Another good car example is the use of flex fuel (E85).  Instead of exporting our corn to impoverished and hungry nations, we’re using food to make ethanol to blend with gasoline to put into our cars.  Because we’re using food for energy instead of food, food prices go up.  Making impoverished and hungry people more impoverished and hungry.

Government Spending is Consumer Spending done Poorly

The private sector begets the public sector.  It gives it life by creating economic activity.  And when the private sector does well the public sector does well.  But the public sector is like a parasite.  It can only survive by sucking life out of its host.  The private sector.  And like parasites, the more they feed the sicker the host gets.

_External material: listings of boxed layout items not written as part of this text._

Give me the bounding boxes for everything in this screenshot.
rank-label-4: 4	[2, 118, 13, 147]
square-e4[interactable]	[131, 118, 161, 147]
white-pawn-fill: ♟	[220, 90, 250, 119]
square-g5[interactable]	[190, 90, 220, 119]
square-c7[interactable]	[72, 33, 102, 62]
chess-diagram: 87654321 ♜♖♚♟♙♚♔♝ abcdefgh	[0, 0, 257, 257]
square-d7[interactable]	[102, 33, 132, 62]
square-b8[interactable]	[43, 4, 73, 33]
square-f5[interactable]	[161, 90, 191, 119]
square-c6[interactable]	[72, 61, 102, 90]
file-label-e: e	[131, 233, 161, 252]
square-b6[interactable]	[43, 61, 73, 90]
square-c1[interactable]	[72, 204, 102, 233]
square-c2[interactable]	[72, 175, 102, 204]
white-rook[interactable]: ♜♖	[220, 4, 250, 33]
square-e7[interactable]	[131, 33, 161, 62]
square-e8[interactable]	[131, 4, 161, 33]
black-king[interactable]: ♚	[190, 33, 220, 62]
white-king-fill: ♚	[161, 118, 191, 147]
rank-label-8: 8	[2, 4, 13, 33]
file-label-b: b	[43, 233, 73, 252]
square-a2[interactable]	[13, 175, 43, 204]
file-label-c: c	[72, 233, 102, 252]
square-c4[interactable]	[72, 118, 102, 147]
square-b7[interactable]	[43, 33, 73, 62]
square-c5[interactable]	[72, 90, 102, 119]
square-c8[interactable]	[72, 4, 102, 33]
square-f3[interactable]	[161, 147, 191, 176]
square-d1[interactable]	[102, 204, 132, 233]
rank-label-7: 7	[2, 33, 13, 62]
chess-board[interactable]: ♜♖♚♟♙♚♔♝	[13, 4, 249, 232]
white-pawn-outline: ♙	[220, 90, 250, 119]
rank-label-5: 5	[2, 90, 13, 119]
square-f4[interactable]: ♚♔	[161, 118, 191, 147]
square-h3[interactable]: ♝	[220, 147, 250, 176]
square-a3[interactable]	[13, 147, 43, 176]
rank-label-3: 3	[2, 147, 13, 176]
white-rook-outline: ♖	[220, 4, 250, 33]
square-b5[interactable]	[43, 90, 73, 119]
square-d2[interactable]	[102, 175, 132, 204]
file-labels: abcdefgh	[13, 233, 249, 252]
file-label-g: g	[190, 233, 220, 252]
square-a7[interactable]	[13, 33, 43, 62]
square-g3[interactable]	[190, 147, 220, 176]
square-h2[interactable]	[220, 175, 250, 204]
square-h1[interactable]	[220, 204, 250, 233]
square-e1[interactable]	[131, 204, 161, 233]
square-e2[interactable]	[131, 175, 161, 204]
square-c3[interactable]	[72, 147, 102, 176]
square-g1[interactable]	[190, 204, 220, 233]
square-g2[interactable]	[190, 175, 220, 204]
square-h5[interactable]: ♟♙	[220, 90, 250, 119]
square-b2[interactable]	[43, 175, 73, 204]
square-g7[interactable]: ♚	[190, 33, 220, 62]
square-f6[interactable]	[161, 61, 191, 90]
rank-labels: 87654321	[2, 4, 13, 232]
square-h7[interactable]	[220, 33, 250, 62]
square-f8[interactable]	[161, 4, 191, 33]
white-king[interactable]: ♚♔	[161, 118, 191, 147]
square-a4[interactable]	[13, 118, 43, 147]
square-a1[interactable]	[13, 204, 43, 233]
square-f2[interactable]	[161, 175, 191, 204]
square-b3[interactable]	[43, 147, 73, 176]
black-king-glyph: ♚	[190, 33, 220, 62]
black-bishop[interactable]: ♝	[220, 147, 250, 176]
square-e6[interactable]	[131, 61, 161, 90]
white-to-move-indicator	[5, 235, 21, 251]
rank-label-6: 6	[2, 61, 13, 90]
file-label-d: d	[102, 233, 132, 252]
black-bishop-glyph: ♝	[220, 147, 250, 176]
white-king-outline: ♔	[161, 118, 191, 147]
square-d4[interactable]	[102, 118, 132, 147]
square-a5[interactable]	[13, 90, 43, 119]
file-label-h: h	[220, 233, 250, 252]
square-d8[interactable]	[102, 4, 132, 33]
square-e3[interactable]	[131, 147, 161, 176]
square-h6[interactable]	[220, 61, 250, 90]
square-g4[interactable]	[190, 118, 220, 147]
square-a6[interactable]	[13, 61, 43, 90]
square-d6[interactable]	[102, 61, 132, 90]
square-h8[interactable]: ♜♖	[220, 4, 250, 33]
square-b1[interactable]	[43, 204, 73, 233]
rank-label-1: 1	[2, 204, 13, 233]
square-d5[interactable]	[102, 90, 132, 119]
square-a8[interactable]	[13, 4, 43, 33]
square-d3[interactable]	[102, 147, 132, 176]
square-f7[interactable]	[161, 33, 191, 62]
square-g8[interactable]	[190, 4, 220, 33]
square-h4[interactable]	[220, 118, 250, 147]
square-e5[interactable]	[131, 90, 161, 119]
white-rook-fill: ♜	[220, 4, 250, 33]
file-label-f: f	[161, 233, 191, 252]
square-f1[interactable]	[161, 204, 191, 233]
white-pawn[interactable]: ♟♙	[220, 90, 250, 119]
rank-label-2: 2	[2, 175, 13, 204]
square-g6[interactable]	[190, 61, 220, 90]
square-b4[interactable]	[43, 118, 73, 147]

Government spending is often necessary.  But it does nothing to stimulate the private sector.  In fact, it hinders the private sector.  So government should minimize its spending.  Including stimulus spending.  Because it doesn’t stimulate anything but politics.  At the expense of the consumer.

Government spending is consumer spending done poorly.  It rarely is efficient.  It rarely meets its intended goal.  It ends up costing far more than anyone in government ever imagined.  It kills jobs.  And it makes consumers make decisions based not on what they want but what government thinks is best for them. 

Because government does poorly what others do well, the government that governs best is the government that intervenes the least.  If this were not true, we would not be suffering through the greatest recession since the Great Depression.  The Soviet Union would have won the Cold War.  And Greece would not have burned in riots in 2009.  The proof is in the history.  And we ignore it at our own peril.